Wackies is an American independent record label specialized in reggae and dub music. Lloyd Barnes founded the label in 1976, and it is possibly the longest-running American recording studio for reggae.

==History==
Wackie's is run by Lloyd "Bullwackie" Barnes, who was born in Trench Town, Jamaica, and moved to New York in 1967. He worked construction and bought the equipment for the studio at the nearby Sam Ash store. He started his studio at 4731 White Plains Road in The Bronx, as one of the earliest reggae studios in the country, with a record store named Wackie's House of Music nextdoor. Low on money, he had to be technically resourceful; his recording techniques added to the distinct quality of the sound.

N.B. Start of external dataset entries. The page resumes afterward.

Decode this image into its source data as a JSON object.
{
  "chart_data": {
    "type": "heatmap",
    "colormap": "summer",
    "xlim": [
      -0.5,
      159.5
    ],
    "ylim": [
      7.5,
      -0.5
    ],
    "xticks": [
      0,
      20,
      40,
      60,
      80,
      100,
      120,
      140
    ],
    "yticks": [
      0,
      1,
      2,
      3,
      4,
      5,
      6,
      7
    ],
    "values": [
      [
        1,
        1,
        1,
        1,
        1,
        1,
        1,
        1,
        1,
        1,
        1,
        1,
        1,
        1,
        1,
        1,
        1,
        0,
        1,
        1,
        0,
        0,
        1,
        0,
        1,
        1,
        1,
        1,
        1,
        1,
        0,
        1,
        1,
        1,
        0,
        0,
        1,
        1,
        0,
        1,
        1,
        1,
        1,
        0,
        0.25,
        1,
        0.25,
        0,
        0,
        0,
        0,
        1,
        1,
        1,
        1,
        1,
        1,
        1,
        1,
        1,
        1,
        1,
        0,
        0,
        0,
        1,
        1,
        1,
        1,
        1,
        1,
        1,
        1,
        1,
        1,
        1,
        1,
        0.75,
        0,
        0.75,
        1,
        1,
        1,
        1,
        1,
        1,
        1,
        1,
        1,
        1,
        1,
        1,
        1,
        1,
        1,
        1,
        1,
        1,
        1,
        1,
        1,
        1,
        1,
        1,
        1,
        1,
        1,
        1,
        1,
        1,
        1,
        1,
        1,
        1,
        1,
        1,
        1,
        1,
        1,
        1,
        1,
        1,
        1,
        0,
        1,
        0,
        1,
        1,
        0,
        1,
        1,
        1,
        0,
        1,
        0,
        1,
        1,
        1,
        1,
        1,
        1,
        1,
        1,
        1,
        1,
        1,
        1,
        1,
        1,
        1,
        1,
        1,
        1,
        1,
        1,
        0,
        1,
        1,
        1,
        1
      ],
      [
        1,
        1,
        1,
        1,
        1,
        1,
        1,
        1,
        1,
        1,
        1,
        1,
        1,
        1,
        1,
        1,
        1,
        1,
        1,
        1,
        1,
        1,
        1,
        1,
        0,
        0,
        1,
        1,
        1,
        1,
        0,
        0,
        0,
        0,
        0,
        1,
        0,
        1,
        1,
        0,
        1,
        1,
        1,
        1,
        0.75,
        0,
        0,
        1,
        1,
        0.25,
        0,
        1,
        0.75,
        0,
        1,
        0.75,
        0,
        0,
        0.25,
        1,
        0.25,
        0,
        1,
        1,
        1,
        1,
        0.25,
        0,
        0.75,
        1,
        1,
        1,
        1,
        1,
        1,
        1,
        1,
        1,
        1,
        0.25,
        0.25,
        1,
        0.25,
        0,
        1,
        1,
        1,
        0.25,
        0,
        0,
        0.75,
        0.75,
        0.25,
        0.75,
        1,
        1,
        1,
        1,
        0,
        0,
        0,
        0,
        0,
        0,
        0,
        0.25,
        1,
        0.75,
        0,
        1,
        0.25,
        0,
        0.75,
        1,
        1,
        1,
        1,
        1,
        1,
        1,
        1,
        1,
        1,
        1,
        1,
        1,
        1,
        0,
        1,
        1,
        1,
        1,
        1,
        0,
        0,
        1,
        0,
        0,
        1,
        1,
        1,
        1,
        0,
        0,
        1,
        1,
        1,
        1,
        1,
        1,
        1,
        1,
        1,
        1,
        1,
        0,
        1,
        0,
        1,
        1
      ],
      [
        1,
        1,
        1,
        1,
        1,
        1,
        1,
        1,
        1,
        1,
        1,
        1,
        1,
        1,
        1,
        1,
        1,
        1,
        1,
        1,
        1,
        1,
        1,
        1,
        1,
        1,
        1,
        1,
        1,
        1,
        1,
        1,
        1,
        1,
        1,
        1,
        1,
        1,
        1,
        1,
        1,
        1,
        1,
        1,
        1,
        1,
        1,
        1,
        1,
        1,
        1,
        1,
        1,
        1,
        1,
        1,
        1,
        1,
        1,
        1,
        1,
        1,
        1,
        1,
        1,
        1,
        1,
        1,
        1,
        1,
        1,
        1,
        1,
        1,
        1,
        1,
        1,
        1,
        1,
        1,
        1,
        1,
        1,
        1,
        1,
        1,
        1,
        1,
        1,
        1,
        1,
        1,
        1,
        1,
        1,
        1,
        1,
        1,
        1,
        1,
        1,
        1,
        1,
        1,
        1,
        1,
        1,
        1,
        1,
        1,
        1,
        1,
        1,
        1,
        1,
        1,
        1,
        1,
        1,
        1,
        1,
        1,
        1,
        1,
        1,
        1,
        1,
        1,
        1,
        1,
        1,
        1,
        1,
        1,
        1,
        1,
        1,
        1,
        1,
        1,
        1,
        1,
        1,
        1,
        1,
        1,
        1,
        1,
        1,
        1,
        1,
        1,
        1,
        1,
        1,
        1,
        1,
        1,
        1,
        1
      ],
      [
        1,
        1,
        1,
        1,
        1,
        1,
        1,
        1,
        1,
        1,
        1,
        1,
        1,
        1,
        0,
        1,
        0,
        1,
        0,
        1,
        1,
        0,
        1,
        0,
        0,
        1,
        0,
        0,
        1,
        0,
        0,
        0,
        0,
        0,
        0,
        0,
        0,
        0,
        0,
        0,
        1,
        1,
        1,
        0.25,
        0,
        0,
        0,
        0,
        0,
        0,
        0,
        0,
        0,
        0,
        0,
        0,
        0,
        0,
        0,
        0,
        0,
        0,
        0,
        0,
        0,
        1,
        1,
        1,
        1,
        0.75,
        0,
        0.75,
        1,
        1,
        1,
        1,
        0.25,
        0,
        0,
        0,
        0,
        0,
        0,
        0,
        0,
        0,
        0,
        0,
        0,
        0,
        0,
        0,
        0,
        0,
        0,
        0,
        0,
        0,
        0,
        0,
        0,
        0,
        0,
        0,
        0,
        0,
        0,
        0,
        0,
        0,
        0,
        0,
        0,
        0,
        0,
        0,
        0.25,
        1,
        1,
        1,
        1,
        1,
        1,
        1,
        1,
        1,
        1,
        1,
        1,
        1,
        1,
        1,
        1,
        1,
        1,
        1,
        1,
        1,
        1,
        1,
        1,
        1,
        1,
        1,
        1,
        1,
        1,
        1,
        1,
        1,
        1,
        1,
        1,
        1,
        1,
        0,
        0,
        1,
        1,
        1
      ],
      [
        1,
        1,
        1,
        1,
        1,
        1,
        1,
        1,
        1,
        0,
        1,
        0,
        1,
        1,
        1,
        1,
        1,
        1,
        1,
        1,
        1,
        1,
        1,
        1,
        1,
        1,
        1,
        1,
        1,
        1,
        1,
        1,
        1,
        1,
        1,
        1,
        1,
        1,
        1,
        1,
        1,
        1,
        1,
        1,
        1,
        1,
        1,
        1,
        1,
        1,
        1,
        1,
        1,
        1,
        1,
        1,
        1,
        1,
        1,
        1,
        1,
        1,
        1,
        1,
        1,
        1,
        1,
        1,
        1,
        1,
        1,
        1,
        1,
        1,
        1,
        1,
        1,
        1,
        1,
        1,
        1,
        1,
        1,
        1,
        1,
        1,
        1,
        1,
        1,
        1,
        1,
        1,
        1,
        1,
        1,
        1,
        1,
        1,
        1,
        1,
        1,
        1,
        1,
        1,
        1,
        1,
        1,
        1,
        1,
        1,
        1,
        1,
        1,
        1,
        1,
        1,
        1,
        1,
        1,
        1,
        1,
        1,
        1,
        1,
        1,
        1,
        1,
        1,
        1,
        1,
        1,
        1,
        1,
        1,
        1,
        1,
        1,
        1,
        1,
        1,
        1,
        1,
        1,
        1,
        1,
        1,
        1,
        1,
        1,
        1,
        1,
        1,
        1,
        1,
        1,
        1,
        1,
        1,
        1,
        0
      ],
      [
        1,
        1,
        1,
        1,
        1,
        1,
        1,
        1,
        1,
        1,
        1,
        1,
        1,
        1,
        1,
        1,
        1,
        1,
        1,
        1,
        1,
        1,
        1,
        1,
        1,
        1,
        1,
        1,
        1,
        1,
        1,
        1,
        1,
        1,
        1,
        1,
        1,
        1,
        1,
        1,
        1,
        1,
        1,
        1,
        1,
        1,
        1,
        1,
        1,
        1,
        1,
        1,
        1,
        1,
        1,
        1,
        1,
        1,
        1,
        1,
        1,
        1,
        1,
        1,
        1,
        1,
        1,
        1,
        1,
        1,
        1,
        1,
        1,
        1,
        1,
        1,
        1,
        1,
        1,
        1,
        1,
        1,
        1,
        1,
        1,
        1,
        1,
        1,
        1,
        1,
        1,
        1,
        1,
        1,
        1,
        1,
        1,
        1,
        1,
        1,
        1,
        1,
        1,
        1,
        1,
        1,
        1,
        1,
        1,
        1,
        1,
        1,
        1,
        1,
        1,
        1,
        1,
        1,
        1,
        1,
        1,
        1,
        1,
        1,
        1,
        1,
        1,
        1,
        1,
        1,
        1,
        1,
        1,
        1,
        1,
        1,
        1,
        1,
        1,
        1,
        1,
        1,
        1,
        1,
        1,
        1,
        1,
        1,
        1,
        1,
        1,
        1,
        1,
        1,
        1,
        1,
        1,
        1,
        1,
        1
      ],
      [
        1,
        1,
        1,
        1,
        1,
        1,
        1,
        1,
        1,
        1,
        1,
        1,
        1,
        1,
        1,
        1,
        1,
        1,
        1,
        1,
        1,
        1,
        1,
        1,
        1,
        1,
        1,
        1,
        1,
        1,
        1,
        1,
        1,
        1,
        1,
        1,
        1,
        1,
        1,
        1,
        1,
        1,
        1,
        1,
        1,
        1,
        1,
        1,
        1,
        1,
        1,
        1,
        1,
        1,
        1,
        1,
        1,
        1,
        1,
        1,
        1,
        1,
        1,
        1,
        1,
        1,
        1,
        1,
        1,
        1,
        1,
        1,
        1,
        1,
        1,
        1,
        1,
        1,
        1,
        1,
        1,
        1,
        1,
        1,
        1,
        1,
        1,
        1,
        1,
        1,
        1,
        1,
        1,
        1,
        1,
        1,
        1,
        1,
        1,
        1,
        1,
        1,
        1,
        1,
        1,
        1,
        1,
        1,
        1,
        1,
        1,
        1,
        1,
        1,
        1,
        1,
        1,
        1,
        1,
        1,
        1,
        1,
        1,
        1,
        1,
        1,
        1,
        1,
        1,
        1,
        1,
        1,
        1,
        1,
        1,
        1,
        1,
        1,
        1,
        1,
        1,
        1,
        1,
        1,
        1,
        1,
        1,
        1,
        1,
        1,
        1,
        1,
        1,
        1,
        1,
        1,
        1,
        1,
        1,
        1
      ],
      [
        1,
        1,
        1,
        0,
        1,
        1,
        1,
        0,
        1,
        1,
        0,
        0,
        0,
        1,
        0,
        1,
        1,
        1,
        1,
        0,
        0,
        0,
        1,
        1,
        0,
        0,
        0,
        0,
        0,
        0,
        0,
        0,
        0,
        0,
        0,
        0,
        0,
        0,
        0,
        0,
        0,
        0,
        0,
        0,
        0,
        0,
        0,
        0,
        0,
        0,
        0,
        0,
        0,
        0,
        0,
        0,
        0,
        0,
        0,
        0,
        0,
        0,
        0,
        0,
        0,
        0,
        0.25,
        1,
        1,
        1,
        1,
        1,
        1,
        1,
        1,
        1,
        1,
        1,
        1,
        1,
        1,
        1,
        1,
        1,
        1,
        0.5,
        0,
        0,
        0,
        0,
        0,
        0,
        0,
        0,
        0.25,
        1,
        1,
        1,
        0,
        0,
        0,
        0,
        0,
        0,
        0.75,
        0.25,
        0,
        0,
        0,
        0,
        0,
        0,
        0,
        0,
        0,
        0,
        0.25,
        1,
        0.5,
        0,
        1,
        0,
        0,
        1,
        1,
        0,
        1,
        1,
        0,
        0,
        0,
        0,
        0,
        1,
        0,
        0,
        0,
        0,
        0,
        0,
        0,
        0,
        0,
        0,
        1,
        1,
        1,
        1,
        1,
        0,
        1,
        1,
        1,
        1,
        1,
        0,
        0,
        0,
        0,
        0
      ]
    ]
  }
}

Barnes recorded upcoming and lesser-known artists, with a backing band called Wackie's Rhythm Force. One artists who released all his work on Wackies was Noel Delahaye, a roots reggae singer who released three albums. In 1979, Barnes recorded Solid C., Bobby D. and Kool Drop's "Wack Rap", an early hip-hop single. By that time, Barnes was recording established artists, including Johnny Osbourne, Wayne Jarrett, and Leroy Sibbles (after he left the Heptones). The label also released songs by Horace Andy, including an album titled Dance Hall Style, and others that are now considered classics. Jamaican musician Milton Henry moved to New York in 1976 and worked for Wackie's, and recorded his first album there, Who Do You Think I Am (1985).

In the 1980s the White Plains Road building was sold, and Wackie's moved to Englewood, New Jersey, and around 1998 (when Barnes returned from a lengthy period in Jamaica) moved back, to Boston Road in the Bronx.

===Wackie's sound===
Wackie's record releases have a distinctive lo-fi sound.

== Re-issue and legacy ==
Most if not all of the original (1970s and 1980s) Wackies recorded releases are out-of-print and in demand among reggae music collectors. Germans Moritz Von Oswald and Mark Ernestus, passionate devotees of the label's sound, have undertaken an extensive and ongoing 12" and LP re-issue campaign for the label through an exclusive imprint in the Basic Channel record label family, bearing the Wackies logo and label design. To date, the imprint has put out work from artists such as Horace Andy, Jerry Harris, Wayne Jarrett, Love Joys, The Meditations, and Sugar Minott, as well as several strictly dub releases by Wackies-sponsored bands.

Christopher Coy directed a documentary on Wackie's in 1986, Bullwackie. In 2013, Supreme skategear released a series of Wackie's-inspired t-shirts and other items.